Zero dark thirty. No enfasi

Il nostro parere

Zero Dark Thirty (2012) USA di Kathryn Bigelow

La caccia a Bin Laden attraverso lo sguardo di Maya, analista della CIA, che si trova coinvolta negli interrogatori e nella frenesia del dopo 11 settembre. Una lotta senza fine: sporca, violenta, corrotta, micidiale. Questo è il mondo di Maya per anni mentre, china al computer e chiusa in uffici, vede uomini torturati per estorcere informazioni, osserva persone morire per cogliere la minima intuizione che possa condurlo al nemico giurato dell’America. Pur nella sostanziale inanità (le scene d’azione sono davvero poche), emerge una nazione ferita, un popolo dilaniato e dedito alla vendetta senza costruire nulla.
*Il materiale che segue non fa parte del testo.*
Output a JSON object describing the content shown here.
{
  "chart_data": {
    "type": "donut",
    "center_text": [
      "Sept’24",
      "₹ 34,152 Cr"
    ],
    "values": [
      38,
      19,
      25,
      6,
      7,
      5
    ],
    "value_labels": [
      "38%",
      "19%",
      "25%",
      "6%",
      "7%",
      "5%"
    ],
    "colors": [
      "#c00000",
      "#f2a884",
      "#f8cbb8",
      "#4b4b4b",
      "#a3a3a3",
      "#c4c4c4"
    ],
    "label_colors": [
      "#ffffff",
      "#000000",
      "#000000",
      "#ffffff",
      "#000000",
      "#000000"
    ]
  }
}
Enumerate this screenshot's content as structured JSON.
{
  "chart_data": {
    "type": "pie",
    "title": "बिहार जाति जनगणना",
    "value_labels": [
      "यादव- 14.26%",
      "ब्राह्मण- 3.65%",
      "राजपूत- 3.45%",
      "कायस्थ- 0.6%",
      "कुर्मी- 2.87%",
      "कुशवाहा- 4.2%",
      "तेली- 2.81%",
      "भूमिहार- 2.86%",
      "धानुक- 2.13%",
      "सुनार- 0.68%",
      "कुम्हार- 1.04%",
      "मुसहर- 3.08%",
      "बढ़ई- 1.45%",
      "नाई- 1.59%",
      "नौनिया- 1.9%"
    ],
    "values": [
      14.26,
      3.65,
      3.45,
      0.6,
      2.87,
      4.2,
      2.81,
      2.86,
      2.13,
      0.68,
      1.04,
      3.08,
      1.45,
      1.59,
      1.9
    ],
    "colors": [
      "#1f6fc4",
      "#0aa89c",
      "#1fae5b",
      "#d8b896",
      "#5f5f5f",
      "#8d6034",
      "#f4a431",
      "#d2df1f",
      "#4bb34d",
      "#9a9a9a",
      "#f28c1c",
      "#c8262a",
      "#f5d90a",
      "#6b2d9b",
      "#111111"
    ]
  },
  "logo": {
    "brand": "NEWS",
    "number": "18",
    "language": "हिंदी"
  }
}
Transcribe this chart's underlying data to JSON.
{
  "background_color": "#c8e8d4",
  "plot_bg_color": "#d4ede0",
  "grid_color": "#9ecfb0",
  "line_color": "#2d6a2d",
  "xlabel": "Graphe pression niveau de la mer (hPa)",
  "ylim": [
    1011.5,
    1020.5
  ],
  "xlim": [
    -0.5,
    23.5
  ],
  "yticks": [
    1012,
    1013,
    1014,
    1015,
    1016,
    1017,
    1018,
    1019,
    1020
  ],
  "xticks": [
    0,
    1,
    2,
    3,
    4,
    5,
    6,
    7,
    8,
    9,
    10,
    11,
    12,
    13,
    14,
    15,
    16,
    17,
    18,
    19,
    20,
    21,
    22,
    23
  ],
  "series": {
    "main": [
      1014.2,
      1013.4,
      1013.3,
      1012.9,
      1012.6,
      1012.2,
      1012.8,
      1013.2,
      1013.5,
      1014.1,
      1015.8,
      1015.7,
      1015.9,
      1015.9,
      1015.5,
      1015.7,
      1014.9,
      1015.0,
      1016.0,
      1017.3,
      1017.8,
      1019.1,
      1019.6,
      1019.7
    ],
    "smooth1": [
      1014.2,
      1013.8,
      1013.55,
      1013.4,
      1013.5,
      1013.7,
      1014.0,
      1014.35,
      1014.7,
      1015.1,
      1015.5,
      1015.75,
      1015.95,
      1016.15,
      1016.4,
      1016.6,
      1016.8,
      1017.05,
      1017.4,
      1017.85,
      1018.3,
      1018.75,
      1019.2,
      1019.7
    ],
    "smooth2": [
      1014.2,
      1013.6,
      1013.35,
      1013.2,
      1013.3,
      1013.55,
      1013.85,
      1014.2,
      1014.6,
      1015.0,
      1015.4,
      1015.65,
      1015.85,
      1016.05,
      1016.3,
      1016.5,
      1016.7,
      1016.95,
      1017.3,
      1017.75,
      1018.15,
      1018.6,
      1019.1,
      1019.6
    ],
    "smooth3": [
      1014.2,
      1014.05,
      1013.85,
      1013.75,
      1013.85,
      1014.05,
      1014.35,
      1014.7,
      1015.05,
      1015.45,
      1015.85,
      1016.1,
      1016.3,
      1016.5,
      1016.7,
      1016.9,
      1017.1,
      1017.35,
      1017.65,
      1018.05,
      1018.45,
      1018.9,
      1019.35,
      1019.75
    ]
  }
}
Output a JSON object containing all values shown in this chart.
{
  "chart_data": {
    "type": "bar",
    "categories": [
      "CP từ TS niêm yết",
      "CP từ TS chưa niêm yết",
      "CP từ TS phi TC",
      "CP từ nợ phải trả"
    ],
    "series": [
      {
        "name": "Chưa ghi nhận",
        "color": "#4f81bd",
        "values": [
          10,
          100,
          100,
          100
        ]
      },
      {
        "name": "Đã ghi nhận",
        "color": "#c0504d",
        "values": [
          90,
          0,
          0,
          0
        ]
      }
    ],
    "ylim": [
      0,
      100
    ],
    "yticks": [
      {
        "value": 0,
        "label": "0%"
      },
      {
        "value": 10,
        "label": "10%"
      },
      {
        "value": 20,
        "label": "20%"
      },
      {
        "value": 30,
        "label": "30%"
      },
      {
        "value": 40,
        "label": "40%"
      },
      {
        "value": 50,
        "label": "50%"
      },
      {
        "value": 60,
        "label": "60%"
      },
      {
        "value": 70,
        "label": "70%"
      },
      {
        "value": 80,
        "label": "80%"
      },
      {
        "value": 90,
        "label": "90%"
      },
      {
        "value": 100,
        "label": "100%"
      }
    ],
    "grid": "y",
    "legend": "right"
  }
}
La Bigelow conduce senza enfasi, lavorando per sottrazione, lo spettatore nel mondo claustrofobico di Maya. In ogni istante c’è la forza della verità non nel senso della ricostruzione storica (semplificata per ovvie esigenze narrative), ma della rifrazione dei movimenti sotterranei del gigante americano.

Resta una donna sola, senza amore ma con molte ossessioni, che deve dimostrare il suo valore fino in fondo, deve chiedere considerazione in un mondo che tende a sminuirla. La sua solitudine appare in ogni momento, anche quando non riesce a godere della gioia del traguardo raggiunto. Ha vendicato l’amica, ma non ne trae soddisfazione, solo lacrime amare che non trovano consolazione poiché il suo lavoro riparte, su nuovi obiettivi umani.
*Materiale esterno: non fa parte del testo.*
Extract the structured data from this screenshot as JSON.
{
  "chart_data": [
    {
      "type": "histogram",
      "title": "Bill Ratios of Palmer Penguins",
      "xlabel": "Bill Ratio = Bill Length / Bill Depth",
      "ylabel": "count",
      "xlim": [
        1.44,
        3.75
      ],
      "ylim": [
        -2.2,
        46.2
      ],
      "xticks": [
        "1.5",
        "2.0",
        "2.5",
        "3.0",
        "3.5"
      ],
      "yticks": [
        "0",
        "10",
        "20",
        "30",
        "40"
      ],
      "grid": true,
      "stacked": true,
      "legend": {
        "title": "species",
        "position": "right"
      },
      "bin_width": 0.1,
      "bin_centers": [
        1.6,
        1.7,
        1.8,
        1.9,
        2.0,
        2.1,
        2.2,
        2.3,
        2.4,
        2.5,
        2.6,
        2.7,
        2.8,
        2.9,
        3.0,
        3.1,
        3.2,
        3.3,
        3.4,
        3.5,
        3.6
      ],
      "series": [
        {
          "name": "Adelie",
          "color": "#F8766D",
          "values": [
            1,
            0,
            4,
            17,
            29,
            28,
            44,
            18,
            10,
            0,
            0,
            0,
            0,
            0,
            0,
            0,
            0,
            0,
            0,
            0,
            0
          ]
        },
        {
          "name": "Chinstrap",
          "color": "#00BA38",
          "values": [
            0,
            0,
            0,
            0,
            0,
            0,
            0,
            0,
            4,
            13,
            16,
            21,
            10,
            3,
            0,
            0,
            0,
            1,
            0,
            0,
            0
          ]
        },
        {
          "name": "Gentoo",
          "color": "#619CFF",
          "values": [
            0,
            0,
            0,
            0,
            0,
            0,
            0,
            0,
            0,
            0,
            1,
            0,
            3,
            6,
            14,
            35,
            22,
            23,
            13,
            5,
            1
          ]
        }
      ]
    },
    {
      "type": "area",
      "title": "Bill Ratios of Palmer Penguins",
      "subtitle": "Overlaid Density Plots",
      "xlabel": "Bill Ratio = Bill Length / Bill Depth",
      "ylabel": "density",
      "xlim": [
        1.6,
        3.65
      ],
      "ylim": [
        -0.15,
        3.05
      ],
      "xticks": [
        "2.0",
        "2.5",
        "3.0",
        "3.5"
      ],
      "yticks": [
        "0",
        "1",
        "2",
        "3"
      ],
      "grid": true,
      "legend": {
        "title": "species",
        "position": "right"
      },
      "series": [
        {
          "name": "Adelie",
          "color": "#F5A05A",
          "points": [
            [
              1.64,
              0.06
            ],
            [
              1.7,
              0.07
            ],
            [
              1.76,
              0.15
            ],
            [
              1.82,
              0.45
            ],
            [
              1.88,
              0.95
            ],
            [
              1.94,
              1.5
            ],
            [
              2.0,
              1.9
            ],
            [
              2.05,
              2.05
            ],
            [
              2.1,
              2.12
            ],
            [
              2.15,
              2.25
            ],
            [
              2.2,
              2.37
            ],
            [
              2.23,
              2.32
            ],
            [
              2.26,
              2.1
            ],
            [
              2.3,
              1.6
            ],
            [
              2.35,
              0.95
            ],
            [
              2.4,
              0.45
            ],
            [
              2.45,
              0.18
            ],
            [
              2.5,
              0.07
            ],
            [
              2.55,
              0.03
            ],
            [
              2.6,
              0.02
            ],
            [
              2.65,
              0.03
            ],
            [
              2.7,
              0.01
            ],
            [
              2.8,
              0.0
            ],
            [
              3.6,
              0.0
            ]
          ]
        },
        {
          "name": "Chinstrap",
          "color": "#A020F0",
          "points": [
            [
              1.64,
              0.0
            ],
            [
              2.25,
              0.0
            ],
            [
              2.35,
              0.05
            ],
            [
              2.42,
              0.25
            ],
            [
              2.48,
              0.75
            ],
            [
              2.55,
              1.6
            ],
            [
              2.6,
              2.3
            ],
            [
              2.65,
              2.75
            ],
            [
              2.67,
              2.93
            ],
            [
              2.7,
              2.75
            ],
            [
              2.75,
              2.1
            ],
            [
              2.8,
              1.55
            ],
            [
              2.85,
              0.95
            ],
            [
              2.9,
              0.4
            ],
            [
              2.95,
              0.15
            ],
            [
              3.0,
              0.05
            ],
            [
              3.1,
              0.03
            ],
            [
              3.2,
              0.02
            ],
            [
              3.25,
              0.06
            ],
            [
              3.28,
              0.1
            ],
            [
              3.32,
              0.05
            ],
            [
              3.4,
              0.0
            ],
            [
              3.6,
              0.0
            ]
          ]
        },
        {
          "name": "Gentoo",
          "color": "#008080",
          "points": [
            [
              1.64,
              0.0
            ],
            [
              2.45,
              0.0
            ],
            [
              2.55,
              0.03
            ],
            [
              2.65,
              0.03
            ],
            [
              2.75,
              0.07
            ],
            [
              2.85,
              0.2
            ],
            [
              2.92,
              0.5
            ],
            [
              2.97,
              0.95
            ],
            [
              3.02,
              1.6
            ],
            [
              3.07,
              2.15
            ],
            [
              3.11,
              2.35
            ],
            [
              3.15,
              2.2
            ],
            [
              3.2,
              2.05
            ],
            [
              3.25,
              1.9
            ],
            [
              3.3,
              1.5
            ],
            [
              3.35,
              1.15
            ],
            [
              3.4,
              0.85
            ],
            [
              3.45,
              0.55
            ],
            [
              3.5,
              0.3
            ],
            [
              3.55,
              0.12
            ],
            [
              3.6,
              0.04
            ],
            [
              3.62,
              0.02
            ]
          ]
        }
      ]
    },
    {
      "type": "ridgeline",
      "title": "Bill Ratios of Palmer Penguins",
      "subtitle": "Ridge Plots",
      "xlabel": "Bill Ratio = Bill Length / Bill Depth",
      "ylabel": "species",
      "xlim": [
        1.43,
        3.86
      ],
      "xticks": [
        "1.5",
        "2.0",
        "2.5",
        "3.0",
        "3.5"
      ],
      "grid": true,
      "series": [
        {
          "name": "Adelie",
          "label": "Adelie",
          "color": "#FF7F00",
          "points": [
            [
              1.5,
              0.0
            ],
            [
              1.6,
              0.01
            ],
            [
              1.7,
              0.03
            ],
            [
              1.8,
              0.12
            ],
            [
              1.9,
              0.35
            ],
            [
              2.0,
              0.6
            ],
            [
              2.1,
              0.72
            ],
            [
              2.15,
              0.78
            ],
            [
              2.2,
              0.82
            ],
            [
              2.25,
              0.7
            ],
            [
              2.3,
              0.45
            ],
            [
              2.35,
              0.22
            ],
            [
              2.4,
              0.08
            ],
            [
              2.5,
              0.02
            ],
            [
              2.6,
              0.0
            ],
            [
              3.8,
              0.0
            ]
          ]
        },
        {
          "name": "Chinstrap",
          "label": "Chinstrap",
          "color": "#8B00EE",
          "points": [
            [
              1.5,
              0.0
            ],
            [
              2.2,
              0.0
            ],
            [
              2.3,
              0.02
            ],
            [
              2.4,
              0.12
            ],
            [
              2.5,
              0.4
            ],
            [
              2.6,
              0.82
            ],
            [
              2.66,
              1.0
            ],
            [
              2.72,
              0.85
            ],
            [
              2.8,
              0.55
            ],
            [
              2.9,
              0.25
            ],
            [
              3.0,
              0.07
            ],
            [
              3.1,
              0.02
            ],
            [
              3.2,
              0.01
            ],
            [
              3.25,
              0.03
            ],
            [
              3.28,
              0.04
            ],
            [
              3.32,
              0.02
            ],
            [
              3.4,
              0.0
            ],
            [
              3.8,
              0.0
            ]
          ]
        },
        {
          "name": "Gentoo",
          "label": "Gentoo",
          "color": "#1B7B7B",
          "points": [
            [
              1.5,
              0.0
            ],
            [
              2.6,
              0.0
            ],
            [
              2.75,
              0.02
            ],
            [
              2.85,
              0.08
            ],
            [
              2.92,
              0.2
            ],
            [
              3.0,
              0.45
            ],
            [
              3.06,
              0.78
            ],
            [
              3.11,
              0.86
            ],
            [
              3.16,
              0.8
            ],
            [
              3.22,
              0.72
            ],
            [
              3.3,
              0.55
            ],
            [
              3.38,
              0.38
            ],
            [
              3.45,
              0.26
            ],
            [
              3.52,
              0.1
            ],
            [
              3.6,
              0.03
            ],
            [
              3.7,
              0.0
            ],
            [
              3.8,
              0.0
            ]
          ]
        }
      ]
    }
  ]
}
Lontana da ogni spettacolarizzazione, la guerra della Bigelow è raffigurato come un thriller secco e virile, nonostante lasci intravedere (e forse questa è la sua grandezza) i movimenti carsici che determinano le emozioni, il non detto che appare devastante ed inaccettabile.

L’attacco finale alla casa di Bin Laden è grandissimo cinema. La tensione si stempera nel ridicolo per divenire infine violenza pura. Jessica Chastain è bravissima.